What To Expect And How To Prepare for Discovery

Discovery is an important topic for English Paper one of the HSC. It is entirely devoted to the students’ conceptual understanding of how discovery impacts on human identity and of course one’s understanding of the world at large. Students will need to be able to speak about the ideas of their text, the influence of the composer’s context and how the linguistic and or cinematic features of their required text reflect on the very core nature of “Discovery” both in relation to themselves and the worlds created by the composer’s of their texts.

Throughout the year, students can expect to have a number of assessment tasks on the Area of Study – Discovery. All of these tasks contribute to a percentage of their final HSC mark. These assessment tasks vary between schools but often include the first assessment in November, another assessment or pre trial examination (depending on the school) after the April recess, the trial examination, and finally, the HSC.

First assessment task

The first assessment task varies from school to school, but generally takes place around mid November. The task requires a complete understanding of the ideas at the heart of Discovery. The task may require students to listen to, view or read a text on the subject of Discovery and respond by way of short answers or an extended response.

Other tasks often include the researching of texts that relate to the subject matter and conceptual branches that are integral to the nature of Discovery. With these texts students are generally required to explain their choice of related material and how it relates to the topic of Discovery.

The second assessment task, or pre trial task

This may involve a speech or even a visual presentation where the student must be able to demonstrate the connections between the required set texts chosen by their school such as:

The Tempest, Motorcycle diaries, Robert Frost’s poetry or Go Back where you Came From and the ideas at the core of Discovery.

English Paper 1

Paper one is sat for on two occasions and sometimes even three. It is sat for firstly, during the pre- trial exam, (although the format may differ) and of course always in the trial examination and HSC.

The first section of the Discovery unit is made up of a comprehension section comprising of multiple articles and visual texts. Students read and answer questions, which require them to draw on their understanding of the ideas, which are implicitly and explicitly embedded in the passages for comprehension. The task is allotted 40 minutes. Time is of the essence and thinking clearly and writing lucidly takes a great deal of practice. The comprehension task requires not only an understanding of the reading passages but also how the textual features shape the students understanding of the text and ideas in relation to Discovery.

The second section of paper 1 requires an extended response to a question posed on Discovery. The question usually demands that students answer the question and draw on one or two selected texts of their own choosing to create an in depth extended response. The task is allotted 40 minutes.

The final section on the first HSC English paper requires a creative writing response. This provides a wonderful opportunity for students to creatively express their understanding of the module. Of course the more that students have read and explored the topic area the easier it will be.

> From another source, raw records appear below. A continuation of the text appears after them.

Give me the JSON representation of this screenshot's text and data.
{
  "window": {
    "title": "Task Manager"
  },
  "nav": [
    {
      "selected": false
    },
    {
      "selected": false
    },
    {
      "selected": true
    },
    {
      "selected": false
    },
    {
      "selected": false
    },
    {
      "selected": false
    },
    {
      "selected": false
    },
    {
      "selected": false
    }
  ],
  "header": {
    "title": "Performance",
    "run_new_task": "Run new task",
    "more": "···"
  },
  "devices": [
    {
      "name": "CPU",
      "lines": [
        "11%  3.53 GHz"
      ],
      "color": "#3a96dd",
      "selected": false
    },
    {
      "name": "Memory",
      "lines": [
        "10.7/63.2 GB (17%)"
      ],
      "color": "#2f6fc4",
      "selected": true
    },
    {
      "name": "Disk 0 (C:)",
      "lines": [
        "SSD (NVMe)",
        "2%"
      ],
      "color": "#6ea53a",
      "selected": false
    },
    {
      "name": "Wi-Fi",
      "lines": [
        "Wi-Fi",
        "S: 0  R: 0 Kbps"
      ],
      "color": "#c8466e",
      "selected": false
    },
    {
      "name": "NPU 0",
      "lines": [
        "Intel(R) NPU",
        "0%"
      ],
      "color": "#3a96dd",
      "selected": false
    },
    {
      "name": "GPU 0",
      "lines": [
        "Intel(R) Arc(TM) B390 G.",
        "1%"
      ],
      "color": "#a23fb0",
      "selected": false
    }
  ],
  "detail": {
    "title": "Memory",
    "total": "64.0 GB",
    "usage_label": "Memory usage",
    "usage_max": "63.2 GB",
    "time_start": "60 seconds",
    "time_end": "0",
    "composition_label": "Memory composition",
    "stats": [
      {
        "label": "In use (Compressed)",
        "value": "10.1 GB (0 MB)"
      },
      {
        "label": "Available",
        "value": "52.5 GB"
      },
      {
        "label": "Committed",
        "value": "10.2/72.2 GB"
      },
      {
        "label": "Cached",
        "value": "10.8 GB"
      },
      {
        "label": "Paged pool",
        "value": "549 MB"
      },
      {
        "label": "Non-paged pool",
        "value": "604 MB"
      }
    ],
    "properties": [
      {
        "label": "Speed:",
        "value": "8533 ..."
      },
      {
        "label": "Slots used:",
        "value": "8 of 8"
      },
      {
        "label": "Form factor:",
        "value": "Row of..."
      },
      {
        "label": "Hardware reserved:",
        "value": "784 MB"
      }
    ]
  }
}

Understanding the prescribed text

The Area of study component appears deceptively easy. It is complicated; complex because of its generic nature and complex because it demands a clear thesis, which must reflect not only your views but also how the texts may have reaffirmed or challenged any assumptions on discovery, you may have held. The other problem, which often raises its head, is approaches sourced from crib notes and generic approaches to the Area of Study. Because the Area of Study is always generic there can often be a tendency to “cookie cut” or over-simplify ideas into rigid criteria that actually make it harder to provide in depth responses. Be careful to formulate your own ideas and avoid boxing your thoughts. This need not impede your essay structure it will rather, only serve to allow you to create a response with originality and enough depth to answer any question posed on Belonging by the Board of studies.

Choosing a related text.

The choice of related texts is incredibly important. Many students fall into the trap of selecting a text, which presents at face value as simple and straight forward. The problem that can be raised in such instances is how a student might then be able to draw on assumptions or symbolic aspects of their chosen text if the text is lacking in “textual integrity”.

There are some wonderful texts to choose from such as translated texts and films from other countries, documentaries and some excellent podcasts for radio. It seems a shame that with the wealth of exposure brought about through social media there is a heavy reliance on many students opting for similar related texts and Hollywood blockbusters.

Always consider the idea that an examiner is pleased if not delighted to be challenged and provoked by fresh insights and other cultural avenues of discovery!!